How far can a game go in copying another before it's illegal?
By Patrick Vuleta on March 28, 2013 at 4:47 pm
Back in the nineties, Lara Croft was actually a man. Yet Larry Croft never saw the light of day, because one sex symbol named Larry was quite enough. Okay, well, actually, Tomb Raider’s creators vetoed him for being too similar to Indiana Jones. Then, they went back to the drawing board.
This hasn’t stopped other developers from copying Indy, however. In The Secret World, my character wields a whip. She found the whip by using a “time tomb”, called the “TARDIS”. She also has a fancy fedora hat. The other day, she wielded her whip, while wearing her hat, riding on a train to recover an ark. The ark, after all, belongs in a museum.
That quest was great fun, but the obvious ripoffness of at least three IPs got me thinking: how far can a game go in blatantly copying someone else? We all know how paranoid publishers can get about gamers copying games. So what gives with the double standards?

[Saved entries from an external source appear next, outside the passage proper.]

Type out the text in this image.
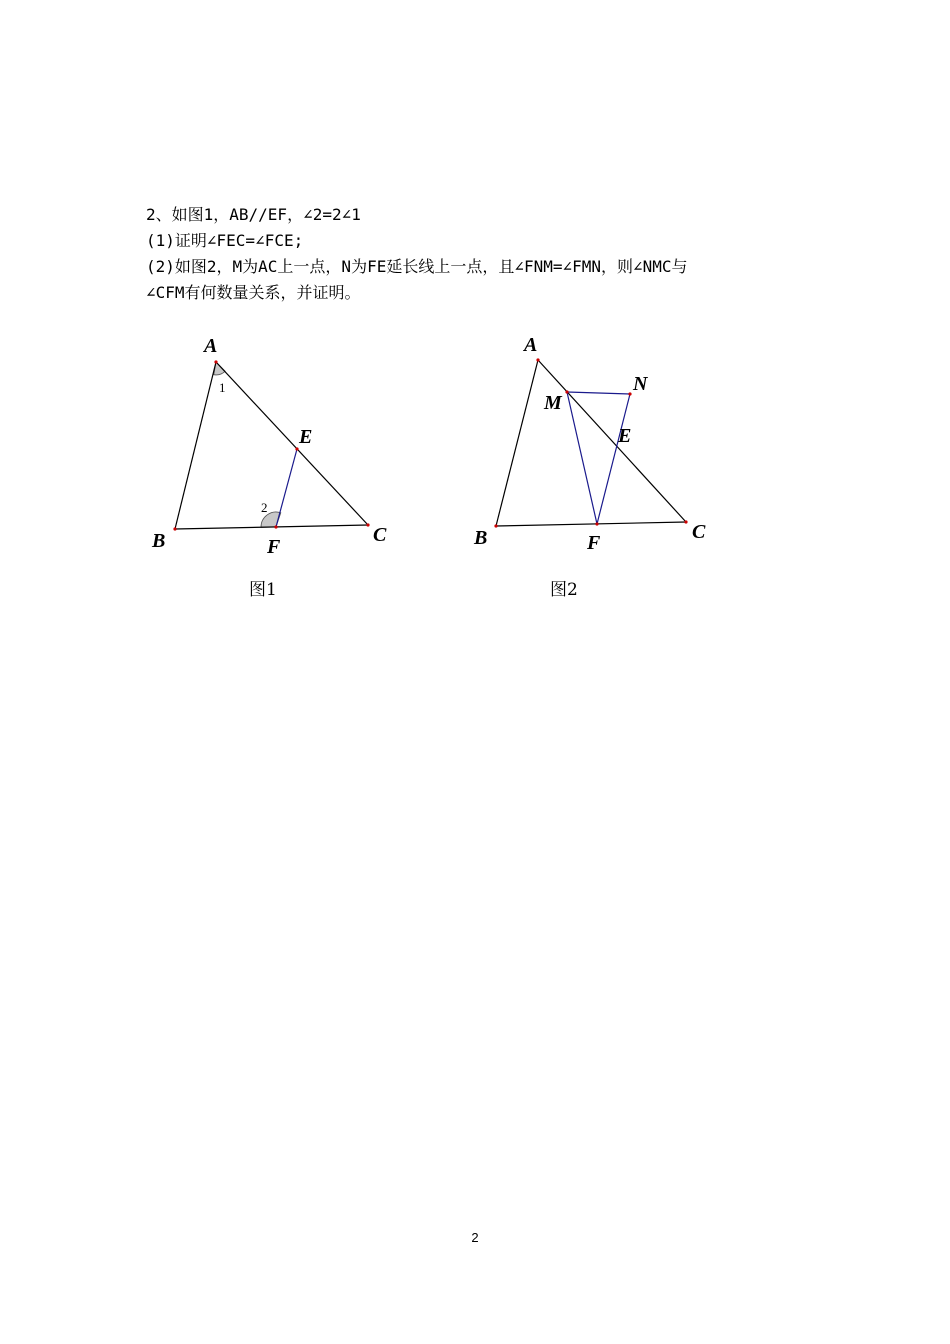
2、如图1，AB//EF，∠2=2∠1
(1)证明∠FEC=∠FCE;
(2)如图2，M为AC上一点，N为FE延长线上一点，且∠FNM=∠FMN，则∠NMC与
∠CFM有何数量关系，并证明。
A
B	C
E
F
1
2
A
B	C
E
F
M
N
图1	图2
2
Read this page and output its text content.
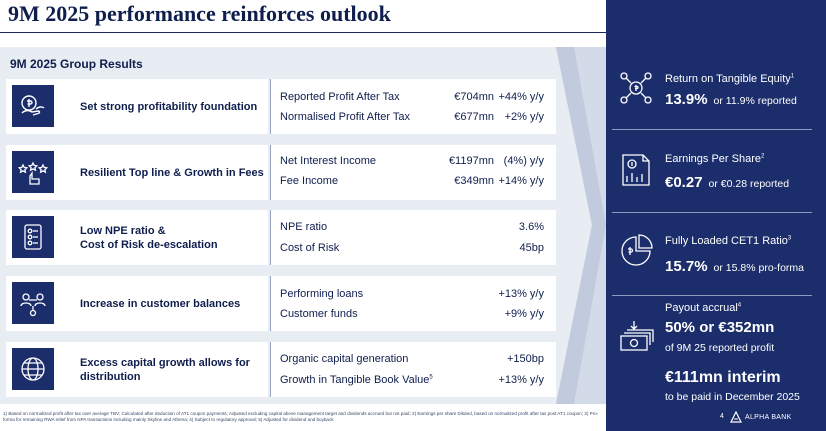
9M 2025 performance reinforces outlook
9M 2025 Group Results
Set strong profitability foundation
Reported Profit After Tax	€704mn +44% y/y
Normalised Profit After Tax	€677mn +2% y/y
Resilient Top line & Growth in Fees
Net Interest Income	€1197mn (4%) y/y
Fee Income	€349mn +14% y/y
Low NPE ratio &
Cost of Risk de-escalation
NPE ratio	3.6%
Cost of Risk	45bp
Increase in customer balances
Performing loans	+13% y/y
Customer funds	+9% y/y
Excess capital growth allows for
distribution
Organic capital generation	+150bp
Growth in Tangible Book Value$^5$	+13% y/y
Return on Tangible Equity$^1$
13.9% or 11.9% reported
Earnings Per Share$^2$
€0.27 or €0.28 reported
Fully Loaded CET1 Ratio$^3$
15.7% or 15.8% pro-forma
Payout accrual$^4$
50% or €352mn
of 9M 25 reported profit
€111mn interim
to be paid in December 2025
1) Based on normalized profit after tax over average TBV; Calculated after deduction of AT1 coupon payments; Adjusted excluding capital above management target and dividends accrued but not paid; 2) Earnings per share Diluted, based on normalized profit after tax post AT1 coupon; 3) Pro-forma for remaining RWA relief from NPA transactions including mainly Skyline and Athena; 4) Subject to regulatory approval; 5) Adjusted for dividend and buyback	4	ALPHA BANK
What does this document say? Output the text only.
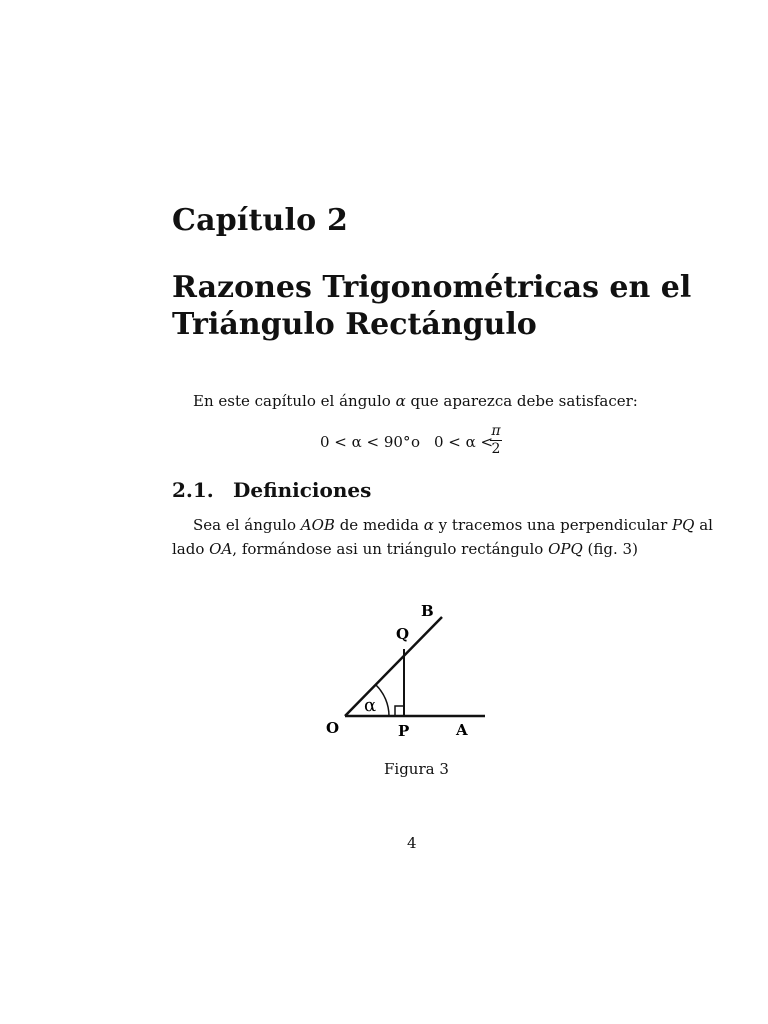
Capítulo 2
Razones Trigonométricas en el
Triángulo Rectángulo
En este capítulo el ángulo α que aparezca debe satisfacer:
0 < α < 90° o 0 < α <
π
2
2.1. Definiciones
Sea el ángulo AOB de medida α y tracemos una perpendicular PQ al
lado OA, formándose asi un triángulo rectángulo OPQ (fig. 3)
α
B
Q
O	P	A
Figura 3
4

Copyright protects the expression of an idea
The reason The Secret World gets away with blatantly ripping off Indy is that copyright only protects the expression of an idea: specific dialogue, picture scenes, and so on. The actual concepts: riding a train, using a whip, or recovering an ark, are not protected.

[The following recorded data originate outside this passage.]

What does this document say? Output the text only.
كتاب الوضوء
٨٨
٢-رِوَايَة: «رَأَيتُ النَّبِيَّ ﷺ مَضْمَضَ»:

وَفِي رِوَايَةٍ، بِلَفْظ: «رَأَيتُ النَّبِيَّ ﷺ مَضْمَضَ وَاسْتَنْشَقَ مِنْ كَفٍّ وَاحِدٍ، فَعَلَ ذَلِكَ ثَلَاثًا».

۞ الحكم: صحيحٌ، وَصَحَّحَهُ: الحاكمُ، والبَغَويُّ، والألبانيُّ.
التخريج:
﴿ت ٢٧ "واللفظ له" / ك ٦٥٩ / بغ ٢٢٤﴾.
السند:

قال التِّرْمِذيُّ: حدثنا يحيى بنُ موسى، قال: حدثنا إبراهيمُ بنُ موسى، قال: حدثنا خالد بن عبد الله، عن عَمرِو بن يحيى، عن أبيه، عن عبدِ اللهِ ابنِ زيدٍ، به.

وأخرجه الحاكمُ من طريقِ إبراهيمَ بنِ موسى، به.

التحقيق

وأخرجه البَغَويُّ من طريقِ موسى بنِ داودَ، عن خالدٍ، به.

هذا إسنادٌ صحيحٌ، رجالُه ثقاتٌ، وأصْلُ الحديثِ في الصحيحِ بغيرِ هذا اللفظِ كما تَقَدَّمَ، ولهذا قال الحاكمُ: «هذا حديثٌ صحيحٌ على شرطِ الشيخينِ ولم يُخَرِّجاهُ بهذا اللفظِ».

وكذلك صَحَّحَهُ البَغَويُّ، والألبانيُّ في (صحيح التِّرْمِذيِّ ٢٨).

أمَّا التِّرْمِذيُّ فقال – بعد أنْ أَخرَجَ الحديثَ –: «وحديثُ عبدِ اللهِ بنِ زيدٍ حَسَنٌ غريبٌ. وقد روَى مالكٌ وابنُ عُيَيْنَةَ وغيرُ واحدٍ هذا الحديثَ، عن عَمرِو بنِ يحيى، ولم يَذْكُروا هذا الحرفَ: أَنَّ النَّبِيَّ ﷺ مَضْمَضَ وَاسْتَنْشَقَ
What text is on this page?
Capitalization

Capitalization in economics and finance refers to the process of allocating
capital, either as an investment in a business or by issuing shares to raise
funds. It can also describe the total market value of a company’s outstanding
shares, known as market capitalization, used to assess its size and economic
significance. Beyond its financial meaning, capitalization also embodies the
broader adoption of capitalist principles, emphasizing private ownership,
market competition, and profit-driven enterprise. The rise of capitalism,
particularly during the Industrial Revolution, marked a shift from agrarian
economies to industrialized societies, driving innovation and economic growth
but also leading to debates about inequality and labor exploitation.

In games, copyright protection generally extends to the tangible assets of a game: the underlying code, the art, and the sounds. By far the majority of copyright protection focuses on what happens when the code itself is copied, for this is the most secure claim to copyright in a game. It’s easy to tell if someone directly rips your code. Not so easy to argue that Call of Duty and Battlefield are visually distinct.
Most games, therefore, can get away with being similar to existing games, so long as they don’t do something stupid like hire an ex-developer who stole the code before starting work on another game for someone else. (Which has happened before…)
Trademarks protect a name
Every so often, someone gets the bright idea to make a computer game based on a Games Workshop tabletop game without permission. It’s usually Space Hulk. Don’t ask me why Warhammer Quest never gets the treatment, but I digress.
Moving a sight faster than the Imperium’s responses to actual space hulks, Games Workshop is always quick to squash these imitations, and they always succeed. The reason is that Space Hulk is trademarked. It has nothing to do with copyright.
Trademarks protect the important name of a game. Space Hulk, Tomb Raider, and Indiana Jones: these are all trademarks as words and logos. However, they are far more secure—and important—than copyright, for they actually stop people riding off the back of others’ hard work. It is trademarks, not copyright, that prevent someone from making money off a Space Hulk game. Owning the Space Hulk trademark gives Games Workshop the right to sell development rights to make new games every so often. http://games.on.net/2013/03/new-screenshots-of-space-hulk-game-look-dark-grim-and-excellent/
To come back to our Indy example, if The Secret World had called their ark-recovery-train-ride-quest “Raiders of the Lost Ark on the Last Crusade”, then they’d be in the wrong. They’d be wrong because they’d be using LucasFilm’s work in establishing the Indiana Jones movies to sell their own game.
Hence they called it Last Train to Cairo and simply put a picture of an Indiana Jones lookalike on the cover. That was okay.
DRM is just a tool
So what does all this actually mean? Yes, I’m sure you’re all intensely interested by a discussion of copyright and trademarks.
It means that we mustn’t let all the hallulabub over DRM convince us that games have more protection than is sometimes assumed. Indy’s hat, and whip, are not sacrosanct. Games can easily have numerous references to other games, books, and movies. They can ripoff entire storylines… just so long as they don’t copy them word-for-word.
The good thing about all this is that it ensures creative games will copy and build on each other. Indeed, Indy himself was straight out of previous adventure films. Raiders of the Lost Ark was just a blatant copy of the 1954 film Secret of the Incas, right down to Indy’s entire costume. If copyright had been as harsh back then as it is now sometimes portrayed, we’d have no Indiana Jones.
However, this is all dependent on people recognising that DRM does not change actual copyright law. DRM is just a tool to address piracy. Its effectiveness is debateable, but it’s a tool, not the law. Hopefully, DRM debates won’t change people’s understanding of what is fair game to copy, and stifle creativity as a result.